Zira çocuklara her istediğini, istediği an vererek onları “hazzı erteleme becerisi”nden yoksun bıraktık. Hazzı ertelemek ya da haz ötelemek demek, gerilim altında yaşabilmek ve bir iş ile meşgul olabilmek demektir. Biz ise sabır ve irade üzere kavramları unutarak yalnızca çocuk memnun olsun diye çocuğumuza mutsuzluk kapılarını açtık.

Mutsuzluk kapısından içeriğe girenlerin başında, günümüz çocuklarının bugünkü oyuncakları olan tablet ve telefonlar oldu. Çocuğun her canı sıkıldığında ya da her sıkıştığımızda, telefonları yahut tabletleri ödül ya da kurtarıcı bir obje görerek çocuklarımızın ellerine tutuşturuverdik. Fakat çocukların aldığı tek şey telefon ve tablet olmadı.

Telefon ve tabletle bir arada çocuklara “Dikkat Eksikliği ve Hiperaktivite Bozukluğu, Odaklanma Zahmeti, Öğrenme Bozuklukları, Sosyal/Duygusal Gelişim Geriliği, Çocukluk Depresyonu, Karşı Olma-Karşı Gelme Bozukluğu, Öfke Sorunları, Akademik Muvaffakiyetin Düşmesi, Beyindeki Nöronlarda Yeni Sinaptik Bağ Oluşumun Yavaşlaması, Endişe, Fobi, Obsesyon” üzere birtakım sorunları de vermiş olduk.

Çocukların ekran karşısında maruz kaldıkları süratli geçişler, özel efektler ve grafik patlamaları geçmişte pek rastlanmayan lakin günümüz çocuklarında sıkça rastlanan bu tıp değerli sorunlara yol açtı.

Çocukları tabiattan ve etrafından kopardık

Mutsuzluk kapısından içeri aldığımız öbür bir şey; çocukları tabiattan ve etraftan koparmamız oldu.
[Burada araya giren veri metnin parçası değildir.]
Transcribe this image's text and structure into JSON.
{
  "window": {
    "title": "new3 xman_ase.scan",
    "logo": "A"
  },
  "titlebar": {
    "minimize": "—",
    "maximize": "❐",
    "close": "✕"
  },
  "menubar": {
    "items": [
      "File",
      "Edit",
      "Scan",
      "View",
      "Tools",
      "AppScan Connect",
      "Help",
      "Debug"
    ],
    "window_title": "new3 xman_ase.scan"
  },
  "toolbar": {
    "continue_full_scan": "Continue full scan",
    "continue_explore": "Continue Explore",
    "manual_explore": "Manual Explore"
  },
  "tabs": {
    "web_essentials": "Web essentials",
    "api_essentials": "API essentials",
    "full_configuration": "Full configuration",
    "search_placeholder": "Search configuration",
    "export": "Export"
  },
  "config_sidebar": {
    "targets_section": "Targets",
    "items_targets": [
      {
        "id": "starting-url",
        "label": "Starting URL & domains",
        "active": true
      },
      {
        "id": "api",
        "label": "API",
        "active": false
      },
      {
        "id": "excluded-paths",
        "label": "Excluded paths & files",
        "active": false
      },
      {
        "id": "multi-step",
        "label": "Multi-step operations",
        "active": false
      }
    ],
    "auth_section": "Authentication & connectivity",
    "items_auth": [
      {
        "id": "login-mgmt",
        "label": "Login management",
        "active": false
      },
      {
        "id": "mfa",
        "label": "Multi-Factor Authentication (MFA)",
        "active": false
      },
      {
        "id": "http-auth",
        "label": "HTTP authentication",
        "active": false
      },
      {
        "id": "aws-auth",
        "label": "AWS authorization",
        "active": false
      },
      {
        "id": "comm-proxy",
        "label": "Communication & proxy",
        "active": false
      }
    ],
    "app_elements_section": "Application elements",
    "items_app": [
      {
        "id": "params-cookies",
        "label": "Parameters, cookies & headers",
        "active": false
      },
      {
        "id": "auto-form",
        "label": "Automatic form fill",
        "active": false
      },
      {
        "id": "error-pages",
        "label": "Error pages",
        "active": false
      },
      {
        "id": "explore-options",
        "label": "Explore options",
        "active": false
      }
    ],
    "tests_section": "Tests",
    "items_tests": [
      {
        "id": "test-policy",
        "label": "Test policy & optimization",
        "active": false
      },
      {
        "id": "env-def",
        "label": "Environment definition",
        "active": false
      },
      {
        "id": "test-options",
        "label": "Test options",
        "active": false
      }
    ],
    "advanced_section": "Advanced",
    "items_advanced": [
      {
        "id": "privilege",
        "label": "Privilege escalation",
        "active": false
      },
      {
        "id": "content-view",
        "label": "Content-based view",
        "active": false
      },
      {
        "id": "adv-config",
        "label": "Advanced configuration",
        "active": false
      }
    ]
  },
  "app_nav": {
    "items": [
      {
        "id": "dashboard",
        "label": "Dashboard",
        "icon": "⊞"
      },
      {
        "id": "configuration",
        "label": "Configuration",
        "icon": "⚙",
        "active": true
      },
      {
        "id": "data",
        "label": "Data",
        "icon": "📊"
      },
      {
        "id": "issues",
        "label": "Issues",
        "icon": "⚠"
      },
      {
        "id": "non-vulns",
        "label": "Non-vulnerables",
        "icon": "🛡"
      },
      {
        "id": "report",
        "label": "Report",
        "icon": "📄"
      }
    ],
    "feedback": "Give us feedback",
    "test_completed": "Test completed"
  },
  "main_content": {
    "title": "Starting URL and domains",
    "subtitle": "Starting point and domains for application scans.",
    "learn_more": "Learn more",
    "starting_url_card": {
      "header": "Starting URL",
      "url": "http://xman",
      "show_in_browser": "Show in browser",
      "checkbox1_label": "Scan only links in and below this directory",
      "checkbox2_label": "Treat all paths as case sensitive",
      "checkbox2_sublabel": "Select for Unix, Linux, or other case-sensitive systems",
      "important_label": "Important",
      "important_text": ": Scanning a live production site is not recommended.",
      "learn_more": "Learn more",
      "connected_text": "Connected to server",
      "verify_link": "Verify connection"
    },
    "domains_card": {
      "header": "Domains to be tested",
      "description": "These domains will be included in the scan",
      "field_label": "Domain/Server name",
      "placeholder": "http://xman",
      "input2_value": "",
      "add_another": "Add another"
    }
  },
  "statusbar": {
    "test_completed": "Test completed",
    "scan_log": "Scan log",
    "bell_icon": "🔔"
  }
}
Çocuk beyninin toplumsal ve duygusal gelişim merkezi, güçlü ve donanımlı olmak için programlanmıştır.

Uzun mühlet meskende vakit geçiren çocuklar; etraftaki yeni uyaranlardan uzak kaldığı için yeni öğrenmeler yapamayarak, zorluklarla karşılaşmadığı için yeni becerilerden eksik kalarak ve yeni arkadaşlar edinmediği için sosyalleşemeyerek bu halin ismine da can ezası deyip mutsuz hissetmeye başladı.

Can külfeti sanıp aslında fazla nimete boğduğumuz ve gerçek dünya dururken sanal alemde yalnız bıraktığımız çocuklarımızın memnunluğu anne babalar olarak bizim atacağımız adımda zımnî.

Umarız duygusal, toplumsal ve ahlak gelişimi olumlu istikamette ilerleyen, akademik başarısı yüksek, sanal alemde değil gerçek hayatta yer edinen musmutlu çocukların yetişmesine vesile olan anne babalar oluruz.